Jarai ethnic minority villagers in Ratanakkiri province’s O’Yadaw district said yesterday they planned to install a new billboard calling on the provincial court to resolve a long-running land dispute, after a billboard they erected Thursday was torn down by anonymous vandals.
Sav Taval, deputy chief of Kong Yu village, said the villagers had been angered by the removal of the sign, which was installed along National Road 78 at the turnoff to their village on Thursday and mysteriously removed that night. He said they were now determined to erect another billboard within two weeks.
“Villagers are not afraid, but we are really angry for losing the billboard because we collected the money for it,” he said, “We will make another billboard from wood to replace it. We will replace it next week.”

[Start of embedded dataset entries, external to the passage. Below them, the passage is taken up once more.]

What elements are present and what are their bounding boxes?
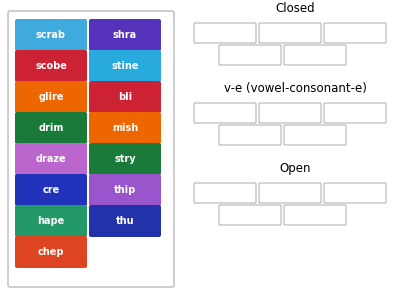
FancyBboxPatch shape	[324, 23, 386, 43]
FancyBboxPatch shape	[15, 205, 87, 237]
Text: scobe: scobe	[35, 61, 67, 71]
Text: chep: chep	[38, 247, 64, 257]
Text: stine: stine	[111, 61, 139, 71]
Text: Open: Open	[279, 162, 311, 175]
FancyBboxPatch shape	[15, 81, 87, 113]
FancyBboxPatch shape	[15, 50, 87, 82]
FancyBboxPatch shape	[219, 205, 281, 225]
FancyBboxPatch shape	[89, 50, 161, 82]
Text: bli: bli	[118, 92, 132, 102]
FancyBboxPatch shape	[284, 125, 346, 145]
Text: scrab: scrab	[36, 30, 66, 40]
FancyBboxPatch shape	[89, 143, 161, 175]
Text: mish: mish	[112, 123, 138, 133]
Text: Closed: Closed	[275, 2, 315, 15]
Text: drim: drim	[38, 123, 64, 133]
FancyBboxPatch shape	[324, 103, 386, 123]
FancyBboxPatch shape	[15, 143, 87, 175]
Text: thu: thu	[116, 216, 134, 226]
Text: glire: glire	[38, 92, 64, 102]
FancyBboxPatch shape	[15, 19, 87, 51]
Text: hape: hape	[37, 216, 65, 226]
FancyBboxPatch shape	[259, 103, 321, 123]
FancyBboxPatch shape	[89, 174, 161, 206]
FancyBboxPatch shape	[194, 23, 256, 43]
FancyBboxPatch shape	[194, 103, 256, 123]
FancyBboxPatch shape	[219, 45, 281, 65]
Text: thip: thip	[114, 185, 136, 195]
FancyBboxPatch shape	[194, 183, 256, 203]
FancyBboxPatch shape	[89, 205, 161, 237]
Text: draze: draze	[36, 154, 66, 164]
Text: cre: cre	[42, 185, 60, 195]
FancyBboxPatch shape	[15, 112, 87, 144]
Text: stry: stry	[114, 154, 136, 164]
Text: v-e (vowel-consonant-e): v-e (vowel-consonant-e)	[224, 82, 366, 95]
FancyBboxPatch shape	[89, 81, 161, 113]
FancyBboxPatch shape	[259, 183, 321, 203]
FancyBboxPatch shape	[89, 112, 161, 144]
FancyBboxPatch shape	[259, 23, 321, 43]
FancyBboxPatch shape	[284, 205, 346, 225]
FancyBboxPatch shape	[324, 183, 386, 203]
FancyBboxPatch shape	[89, 19, 161, 51]
Text: shra: shra	[113, 30, 137, 40]
FancyBboxPatch shape	[8, 11, 174, 287]
FancyBboxPatch shape	[15, 236, 87, 268]
FancyBboxPatch shape	[219, 125, 281, 145]
FancyBboxPatch shape	[15, 174, 87, 206]
FancyBboxPatch shape	[284, 45, 346, 65]
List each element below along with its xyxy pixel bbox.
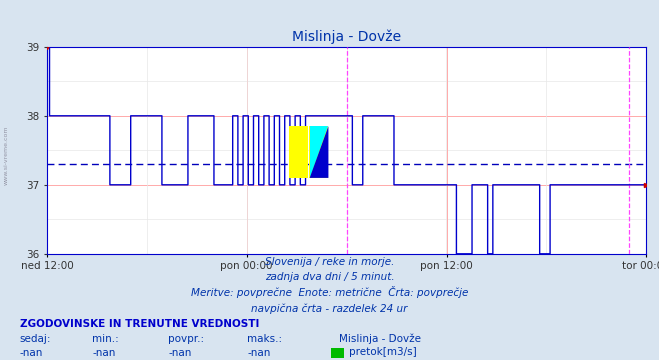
Text: Mislinja - Dovže: Mislinja - Dovže: [339, 333, 421, 344]
Text: -nan: -nan: [20, 348, 43, 359]
Text: -nan: -nan: [92, 348, 116, 359]
Polygon shape: [310, 126, 328, 178]
Polygon shape: [310, 126, 328, 178]
Bar: [289, 126, 308, 178]
Text: -nan: -nan: [247, 348, 271, 359]
Text: zadnja dva dni / 5 minut.: zadnja dva dni / 5 minut.: [265, 273, 394, 283]
Text: Slovenija / reke in morje.: Slovenija / reke in morje.: [265, 257, 394, 267]
Bar: [309, 126, 328, 178]
Text: povpr.:: povpr.:: [168, 334, 204, 344]
Text: pretok[m3/s]: pretok[m3/s]: [349, 347, 417, 357]
Text: -nan: -nan: [168, 348, 192, 359]
Text: navpična črta - razdelek 24 ur: navpična črta - razdelek 24 ur: [251, 303, 408, 314]
Text: sedaj:: sedaj:: [20, 334, 51, 344]
Text: www.si-vreme.com: www.si-vreme.com: [3, 125, 9, 185]
Text: Meritve: povprečne  Enote: metrične  Črta: povprečje: Meritve: povprečne Enote: metrične Črta:…: [191, 286, 468, 298]
Text: ZGODOVINSKE IN TRENUTNE VREDNOSTI: ZGODOVINSKE IN TRENUTNE VREDNOSTI: [20, 319, 259, 329]
Title: Mislinja - Dovže: Mislinja - Dovže: [292, 30, 401, 44]
Text: min.:: min.:: [92, 334, 119, 344]
Text: maks.:: maks.:: [247, 334, 282, 344]
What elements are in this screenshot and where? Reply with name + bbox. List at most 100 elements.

On Thursday morning, a group of villagers was briefly blocked by 15 police officers when they tried to install the sign, which asked the provincial court to expedite the villagers’ legal complaint against Keat Kolney, as there has been no progress in the case since December 2007.
Mr Taval, who represents 60 Jarai families who have been embroiled in a dispute with Ms Kolney, the sister of Finance Minister Keat Chhon, over 450 hectares of former village land, said the villagers had filed a complaint with local authorities over the board’s destruction.
“There has been no sign of the perpetrators yet,” he said, adding that police had visited Kong Yu village on Friday to talk with villagers about the incident.
Local police and officials could not be reached for comment on the case yesterday, but on Friday O’Yadaw district police said officers would carry out an investigation into the sign’s removal.
However, Chhay Thy, Ratanakkiri provincial investigator for local rights group Adhoc, was skeptical that police would pursue a serious investigation into the incident.
“Generally speaking, if the perpetrators were villagers police would take quick action. In contrast, if perpetrators are connected to powerful people, police rarely find the perpetrators,” he said, adding that the destruction of the billboard appeared to be an attempt to intimidate the villagers.